Confesso que foi grande a surpresa quando M N, meu aluno no Curso de Direito, na Universidade de Brasília, me pediu para colocar notas (apresentação, prefácio, o que seja), em seu livro de poemas “O frio das minhas cinzas”.

Note-se que identifico o poeta por suas iniciais. Até aqui, conforme o que me confidenciou, seus poemas, publicados ou não, estão protegidos por pseudônimos e heterônimos: “Comecei a escrever em 2017, ainda no Ensino Fundamental, mas foi a partir de 2019 que enxerguei uma possibilidade de estudar os movimentos literários e aplicá-los por meio da escrita. Posteriormente, em 2020, após acumular diversos poemas em nome do pseudônimo Aurora, decidi criar uma página na internet de poemas. Porém, notei que eu poderia ampliar a minha escrita, incorporando diversas influências e estilos sem perder a identidade, foi assim que me encontrei na ideia de escrever por meio de heterônimos. A ideia vingou, desde então escrevo meus poemas na perspectiva de 24 heterônimos”.

Bem, eu conhecia M N por sua destacada participação em minha disciplina na graduação – “Pesquisa Jurídica” – da qual foi monitor. Ajudou-me para além da minha competência, com a sua enorme capacidade e reconhecimento no sistema editorial da wikipedia, o repositório no qual, como parte da metodologia do curso, publicávamos verbetes produzidos pelos estudantes, como trabalho de finalização do curso. O sentido da atividade? Aquele sugerido por Pedro Demo, “não há aprendizagem sem pesquisa e sem autoria”.

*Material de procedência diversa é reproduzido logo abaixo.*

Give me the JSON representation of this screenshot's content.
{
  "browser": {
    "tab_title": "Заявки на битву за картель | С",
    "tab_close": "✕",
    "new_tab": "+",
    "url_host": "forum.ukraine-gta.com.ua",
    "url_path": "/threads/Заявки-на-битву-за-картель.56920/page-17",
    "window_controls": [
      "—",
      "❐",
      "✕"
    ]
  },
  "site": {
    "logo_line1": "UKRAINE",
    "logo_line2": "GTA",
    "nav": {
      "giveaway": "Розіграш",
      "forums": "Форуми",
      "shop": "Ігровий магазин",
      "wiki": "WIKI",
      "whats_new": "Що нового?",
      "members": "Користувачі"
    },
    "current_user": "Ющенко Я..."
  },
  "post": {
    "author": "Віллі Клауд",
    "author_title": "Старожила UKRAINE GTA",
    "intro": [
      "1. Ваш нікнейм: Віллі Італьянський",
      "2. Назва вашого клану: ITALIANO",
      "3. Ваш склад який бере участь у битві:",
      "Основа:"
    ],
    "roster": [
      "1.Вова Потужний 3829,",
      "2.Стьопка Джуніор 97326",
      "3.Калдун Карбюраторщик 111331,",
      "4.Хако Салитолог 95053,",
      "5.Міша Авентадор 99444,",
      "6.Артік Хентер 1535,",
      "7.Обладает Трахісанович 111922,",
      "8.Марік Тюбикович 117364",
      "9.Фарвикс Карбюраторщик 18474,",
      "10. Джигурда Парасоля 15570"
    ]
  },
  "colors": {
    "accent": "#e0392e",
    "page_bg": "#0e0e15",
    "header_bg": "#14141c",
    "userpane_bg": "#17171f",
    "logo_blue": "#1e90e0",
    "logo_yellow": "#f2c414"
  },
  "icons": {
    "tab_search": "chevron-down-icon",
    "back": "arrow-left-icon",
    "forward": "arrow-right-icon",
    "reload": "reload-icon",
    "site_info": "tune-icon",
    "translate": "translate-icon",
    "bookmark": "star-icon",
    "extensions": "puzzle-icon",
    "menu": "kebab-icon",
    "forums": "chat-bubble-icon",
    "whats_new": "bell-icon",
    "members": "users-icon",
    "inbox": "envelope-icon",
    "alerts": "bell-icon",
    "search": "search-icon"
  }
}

Diferentemente de gente muito importante, que teve seus trabalhos criticados e até postos em discussão por objeção editorial, os verbetes dos alunos, graças a expertise de M N, foram sempre acolhidos, com pouca ou nenhuma objeção.

Depois, o próprio M N se credenciou no sistema de pesquisa, pela iniciação científica, e me escolheu para Orientador, apresentando um projeto, já aprovado, com foco em uma análise da proteção extralegal da Escadaria Selarón.  “Além de buscar entender os efeitos práticos da lei nº 5.927, de 17 de agosto de 2015, a partir de uma relação da obra com a teoria crítica do Direito Achado na Rua, nessa pesquisa, o que se pretende estudar é a presença fática dos movimentos sociais, os quais possuem a potencialidade da reivindicação de direitos na ausência do Estado. Além disso, o trabalho pretende entender como uma obra coletiva na cidade do Rio de Janeiro moveu setores amplos da sociedade para pressionarem a criação de uma lei de proteção à Escadaria, visando transformá-la em patrimônio para não ser degradada”.

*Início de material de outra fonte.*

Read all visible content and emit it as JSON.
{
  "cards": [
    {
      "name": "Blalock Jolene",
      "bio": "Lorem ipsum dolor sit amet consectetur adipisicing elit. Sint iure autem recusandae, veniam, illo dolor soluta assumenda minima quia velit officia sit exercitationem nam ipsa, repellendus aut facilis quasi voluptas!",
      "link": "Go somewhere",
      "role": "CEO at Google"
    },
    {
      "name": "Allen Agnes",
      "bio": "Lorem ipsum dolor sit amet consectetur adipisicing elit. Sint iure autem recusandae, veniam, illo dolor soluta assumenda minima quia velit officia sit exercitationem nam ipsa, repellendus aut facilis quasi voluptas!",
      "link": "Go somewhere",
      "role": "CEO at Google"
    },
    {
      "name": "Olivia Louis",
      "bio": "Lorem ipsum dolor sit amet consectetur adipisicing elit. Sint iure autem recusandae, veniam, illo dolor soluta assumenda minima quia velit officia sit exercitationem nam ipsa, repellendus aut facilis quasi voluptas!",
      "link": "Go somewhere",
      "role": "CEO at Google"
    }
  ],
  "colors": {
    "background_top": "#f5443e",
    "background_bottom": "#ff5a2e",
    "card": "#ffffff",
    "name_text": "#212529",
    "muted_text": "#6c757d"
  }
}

Na justificativa do projeto, acolhido pelo Comitê de Iniciação Científica da UnB, o interesse de M N se voltou para uma obra política e culturalmente forte no imaginário da coletividade do Rio de Janeiro, incluindo turistas estrangeiros que a visitaram e mandaram azulejos de seus países para que Jorge Selarón agregasse na escadaria.

Ainda nessa justificativa, M N sustenta que “após a morte do artista em 2013, diversos setores da sociedade carioca vêm se agrupando e lutando para manter a obra revitalizada. Em 2019 iniciou-se uma vaquinha coletiva virtual, a qual juntou 132 mil reais com o objetivo de ajudar na revitalização da escadaria e criar um inventário digitalizado da obra do artista. A vaquinha contou com 343 benfeitores de diversos países do mundo e com o auxílio do Banco Nacional de Desenvolvimento Econômico e Social (BNDES) que se dispôs a pagar o dobro do que foi arrecadado pela vaquinha. O projeto foi feito pela Liga Independente dos Guias do Rio de Janeiro (LIGUIA) juntamente com os comerciantes do centro da cidade por meio do Polo Novo Rio Antigo. Por mais que a escadaria seja tombada, nunca houve um levantamento da quantidade exata de azulejos, dos tipos e técnicas utilizadas nas cerâmicas e dos países de origem dos azulejos. Dessa maneira, é evidente que apesar da existência da Lei, foi a LIGUIA e os comerciantes que se organizaram para montar um plano de revitalização e de procurar informações da obra, o que indica a importância dos movimentos sociais independentes na proteção dessa obra de arte. (RIO, P. J. DO E. DO. Acesso em: 6 nov. 2022)”.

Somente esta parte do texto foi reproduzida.